As far as we know, the Jonzén–Lundberg model has not been studied when the recruitment function R exhibits Allee effects. As in Seno’s model, there is a critical value \(\gamma ^*\) of the harvesting rate parameter for which a saddle–node bifurcation occurs. This value is different for spring harvest and autumn harvest. Numerical simulations suggest that autumn harvest can be beneficial to prevent sudden collapses; see Fig. 3c. This issue deserves further study.

An important feature of the seasonal models (4) and (5) that it is not present in Seno’s model is that, for large growth rates r (a necessary condition is \(r>4\)), the reproduction function R(x) can have 3 critical points and 3 positive equilibria. This property opens the possibility for the coexistence of two nonzero attractors, and increasing harvesting can either promote or prevent bistability. Moreover, other phenomena such as non-smooth hydra effects, hysteresis and stability switches are possible; see [7] for more details.

4 The Importance of Census Time

Another difference between Seno’s model and the approach of Jonzén–Lundberg is that in the latter census can take place in three different moments, namely, after every discrete event occurs in the annual cycle. As we have mentioned, even in simple models with only two discrete events, census time is important for management decisions. Although this aspect has been emphasized in previous work (e.g., [5, 7, 10]), we give an illustrative example and propose two criteria to choose between spring and autumn harvest.

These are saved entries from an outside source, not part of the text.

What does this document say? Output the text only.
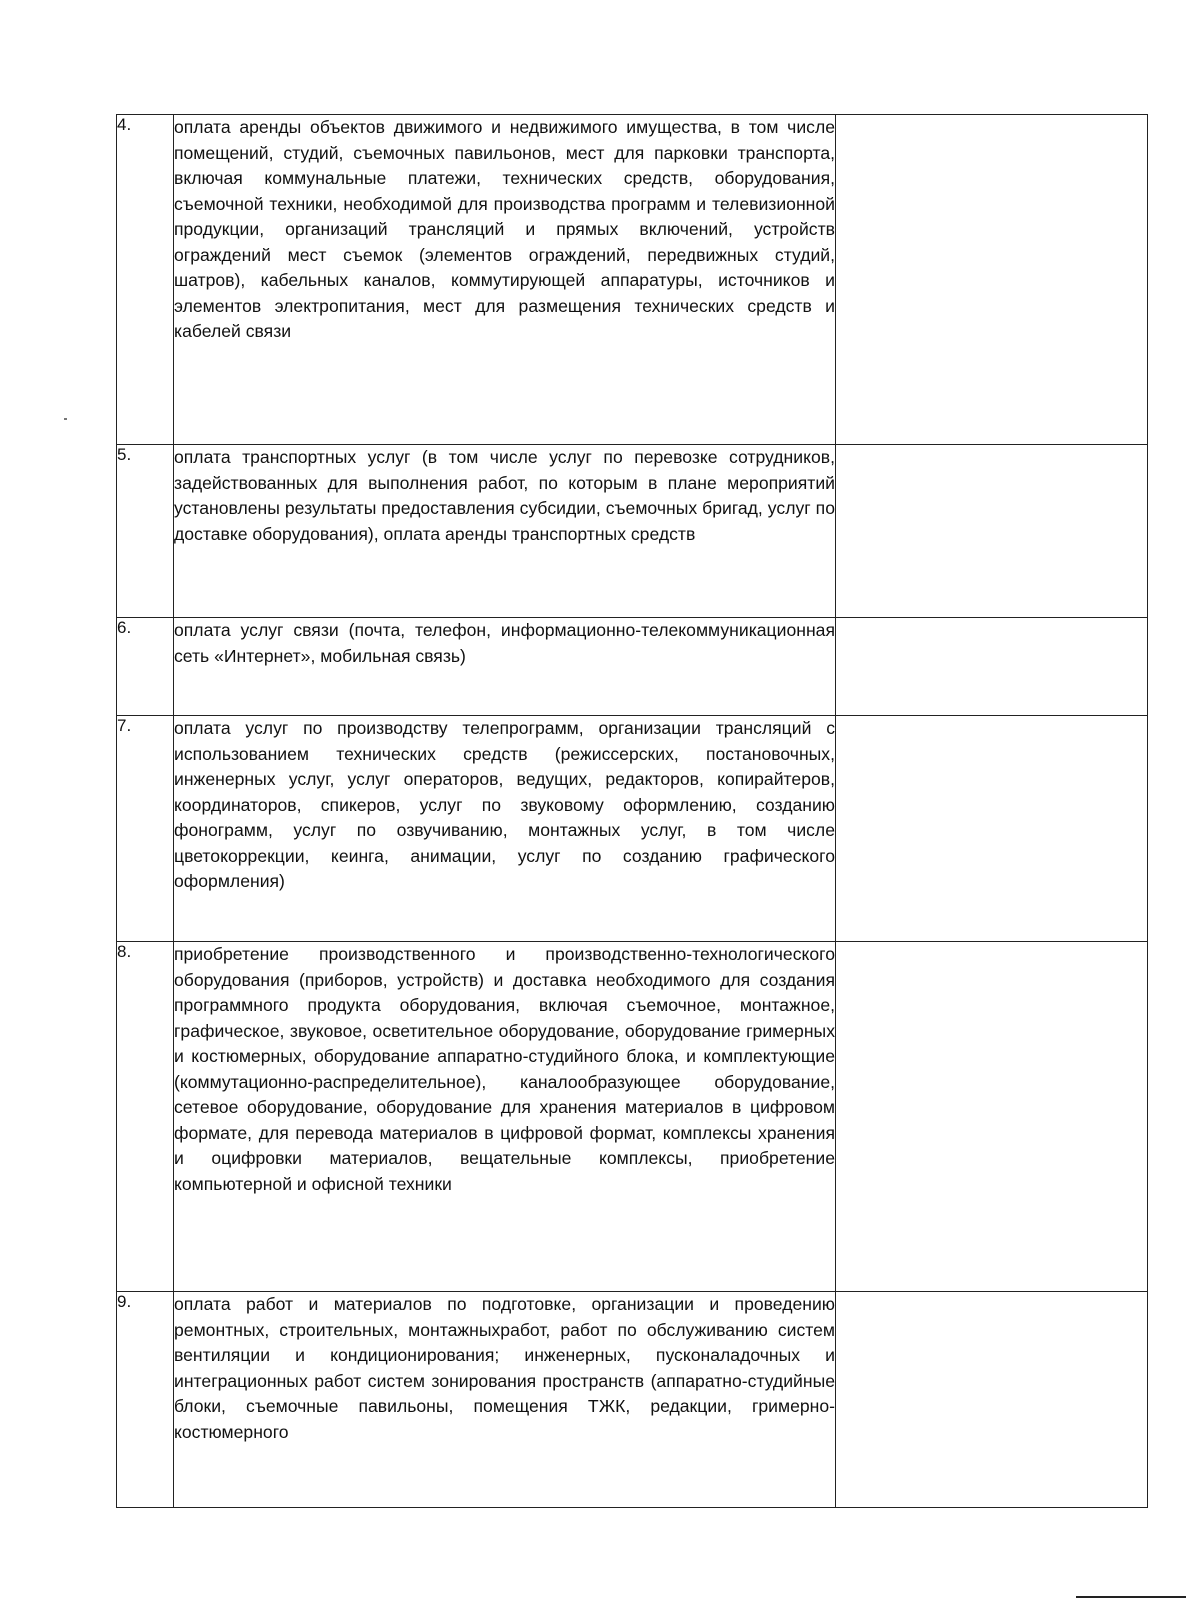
4.	оплата аренды объектов движимого и недвижимого имущества, в том числе помещений, студий, съемочных павильонов, мест для парковки транспорта, включая коммунальные платежи, технических средств, оборудования, съемочной техники, необходимой для производства программ и телевизионной продукции, организаций трансляций и прямых включений, устройств ограждений мест съемок (элементов ограждений, передвижных студий, шатров), кабельных каналов, коммутирующей аппаратуры, источников и элементов электропитания, мест для размещения технических средств и кабелей связи	
5.	оплата транспортных услуг (в том числе услуг по перевозке сотрудников, задействованных для выполнения работ, по которым в плане мероприятий установлены результаты предоставления субсидии, съемочных бригад, услуг по доставке оборудования), оплата аренды транспортных средств	
6.	оплата услуг связи (почта, телефон, информационно-телекоммуникационная сеть «Интернет», мобильная связь)	
7.	оплата услуг по производству телепрограмм, организации трансляций с использованием технических средств (режиссерских, постановочных, инженерных услуг, услуг операторов, ведущих, редакторов, копирайтеров, координаторов, спикеров, услуг по звуковому оформлению, созданию фонограмм, услуг по озвучиванию, монтажных услуг, в том числе цветокоррекции, кеинга, анимации, услуг по созданию графического оформления)	
8.	приобретение производственного и производственно-технологического оборудования (приборов, устройств) и доставка необходимого для создания программного продукта оборудования, включая съемочное, монтажное, графическое, звуковое, осветительное оборудование, оборудование гримерных и костюмерных, оборудование аппаратно-студийного блока, и комплектующие (коммутационно-распределительное), каналообразующее оборудование, сетевое оборудование, оборудование для хранения материалов в цифровом формате, для перевода материалов в цифровой формат, комплексы хранения и оцифровки материалов, вещательные комплексы, приобретение компьютерной и офисной техники	
9.	оплата работ и материалов по подготовке, организации и проведению ремонтных, строительных, монтажныхработ, работ по обслуживанию систем вентиляции и кондиционирования; инженерных, пусконаладочных и интеграционных работ систем зонирования пространств (аппаратно-студийные блоки, съемочные павильоны, помещения ТЖК, редакции, гримерно-костюмерного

In Fig. 4, we plot the positive equilibrium of models (4) and (5), with \(R(x)=xe^{3(1-x)}\), \(M(x)=xe^{-0.3x}\), \(H(x)=(1-\gamma )x\). We denote by \(N_b\), \(N_{nb}\), and \(N_h\) the population sizes at the end of the breeding, the nonbreeding, and the harvesting seasons, respectively. A manager looking at panel (b) (census after winter mortality) would say that spring harvest is preferable for conservation purposes, but panel (c) sends the opposite message.

Fig. 4

Population size at equilibrium as harvesting intensity is increased, with blue color for spring harvest and black color for autumn harvest. a Census after reproduction; b Census after natural mortality; c Census after harvesting

We suggest two criteria for choosing between autumn harvest and spring harvest. Having in mind the diagrams in Fig. 5, we arrive at the following conclusions:

1. (i)

   looking at census with lower population densities: if the target is sustainability, it seems autumn harvest is preferable;

2. (ii)

   looking at the yield: if the target is maximizing yield, again autumn harvest seems to be better.

Fig. 5

Comparison between spring harvest (blue color) and autumn harvest (black color). a Low population densities are attained censusing after harvesting in the first case, and after natural mortality in the second one; b The yield is obtained as the difference between the number of individuals just after the harvesting season and just before it

5 Discussion

Theoretical and experimental results indicate that the size of seasonal populations depends strongly on harvest time. Using two different approaches based on discrete-time population models, we aimed to contribute to the understanding of the influence of harvest time and census time in the management of exploited populations. In summary, we list the following main conclusions:

1. (i)

   Extinction: for globally persistent models, harvest timing does not change the critical harvest intensity leading to extinction. In models with Allee effects, a suitable harvest timing could prevent population collapses.

2. (ii)

   Stability: harvest timing has a strong influence on the stability properties of the population. However, choosing a suitable harvest season depends on other population parameters (birth rate, mortality rate).

3. (iii)

   Hydra effects: population can increase in response to an increasing mortality. Harvesting seasonal populations can lead to new forms of this paradoxical effect.

4. (iv)

   Census time: seasonal models emphasize the importance of sampling the population after every discrete event occurs during one cycle.